Automatic Identification of MHD Modes in Magnetic Fluctuations Spectrograms using Deep Learning Techniques
This tool provides a fast and reliable method for fusion scientists to extract mode information from large experimental databases, aiding in the control and mitigation of MHD oscillations.
This paper addresses the problem of identifying MHD oscillation modes in fusion devices, which are crucial for control and mitigation. The authors developed a deep learning-based software tool using Convolutional Neural Networks, achieving an AUC score of 0.99 on a test set of Mirnov coil spectrograms from the TJ-II stellarator.

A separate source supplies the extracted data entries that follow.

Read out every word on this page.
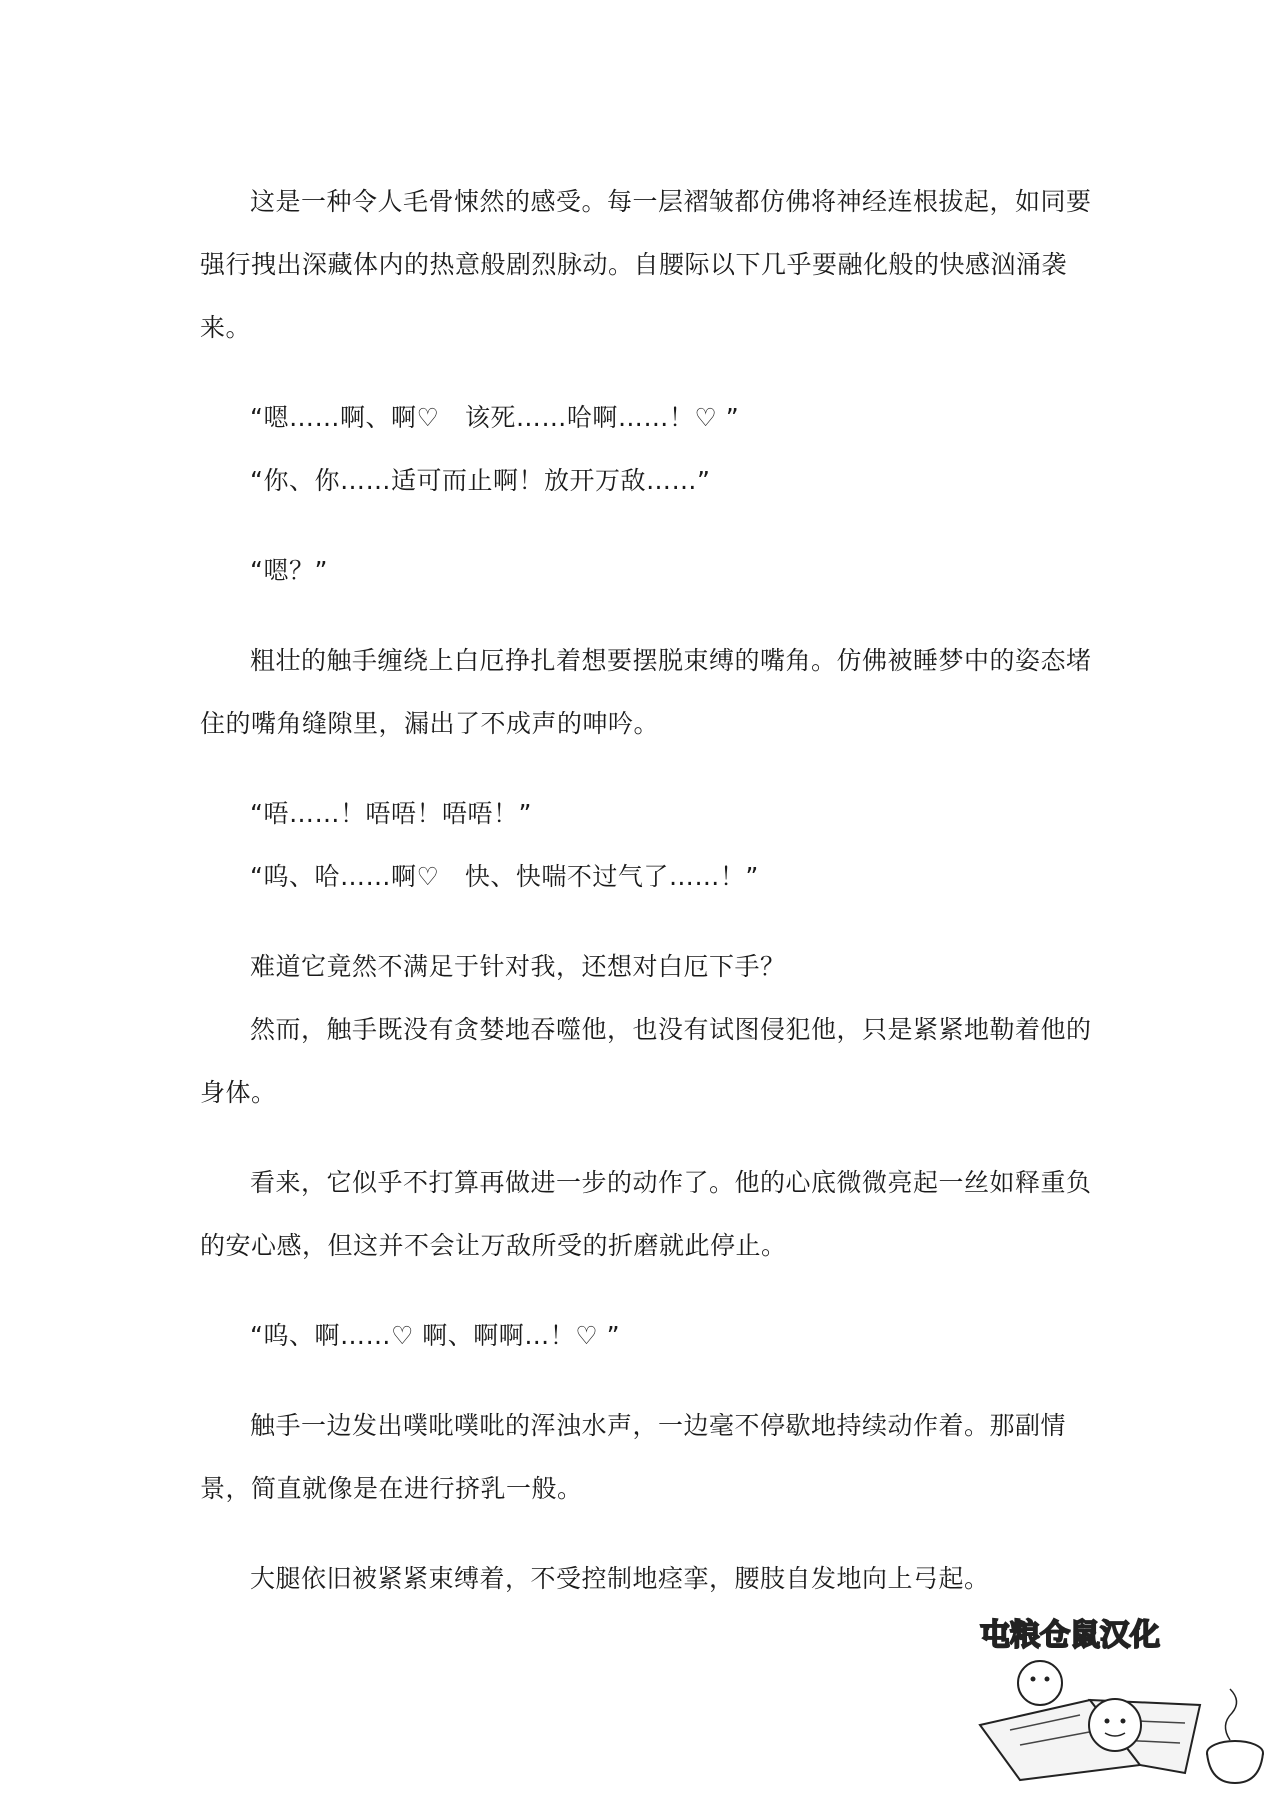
这是一种令人毛骨悚然的感受。每一层褶皱都仿佛将神经连根拔起，如同要强行拽出深藏体内的热意般剧烈脉动。自腰际以下几乎要融化般的快感汹涌袭来。

“嗯……啊、啊♡　该死……哈啊……！♡ ”

“你、你……适可而止啊！放开万敌……”

“嗯？”

粗壮的触手缠绕上白厄挣扎着想要摆脱束缚的嘴角。仿佛被睡梦中的姿态堵住的嘴角缝隙里，漏出了不成声的呻吟。

“唔……！唔唔！唔唔！”

“呜、哈……啊♡　快、快喘不过气了……！”

难道它竟然不满足于针对我，还想对白厄下手？

然而，触手既没有贪婪地吞噬他，也没有试图侵犯他，只是紧紧地勒着他的身体。

看来，它似乎不打算再做进一步的动作了。他的心底微微亮起一丝如释重负的安心感，但这并不会让万敌所受的折磨就此停止。

“呜、啊……♡ 啊、啊啊…！♡ ”

触手一边发出噗吡噗吡的浑浊水声，一边毫不停歇地持续动作着。那副情景，简直就像是在进行挤乳一般。

大腿依旧被紧紧束缚着，不受控制地痉挛，腰肢自发地向上弓起。

屯粮仓鼠汉化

The control and mitigation of MHD oscillations modes is an open problem in fusion science because they can contribute to the outward particle/energy flux and can drive the device away from ignition conditions. It is then of general interest to extract the mode information from large experimental databases in a fast and reliable way. We present a software tool based on Deep Learning that can identify these oscillations modes taking Mirnov coil spectrograms as input data. It uses Convolutional Neural Networks that we trained with manually annotated spectrograms from the TJ-II stellarator database. We have tested several detector architectures, resultingin a detector AUC score of 0.99 on the test set. Finally, it is applied to find MHD modes in our spectrograms to show how this new software tool can be used to mine other databases.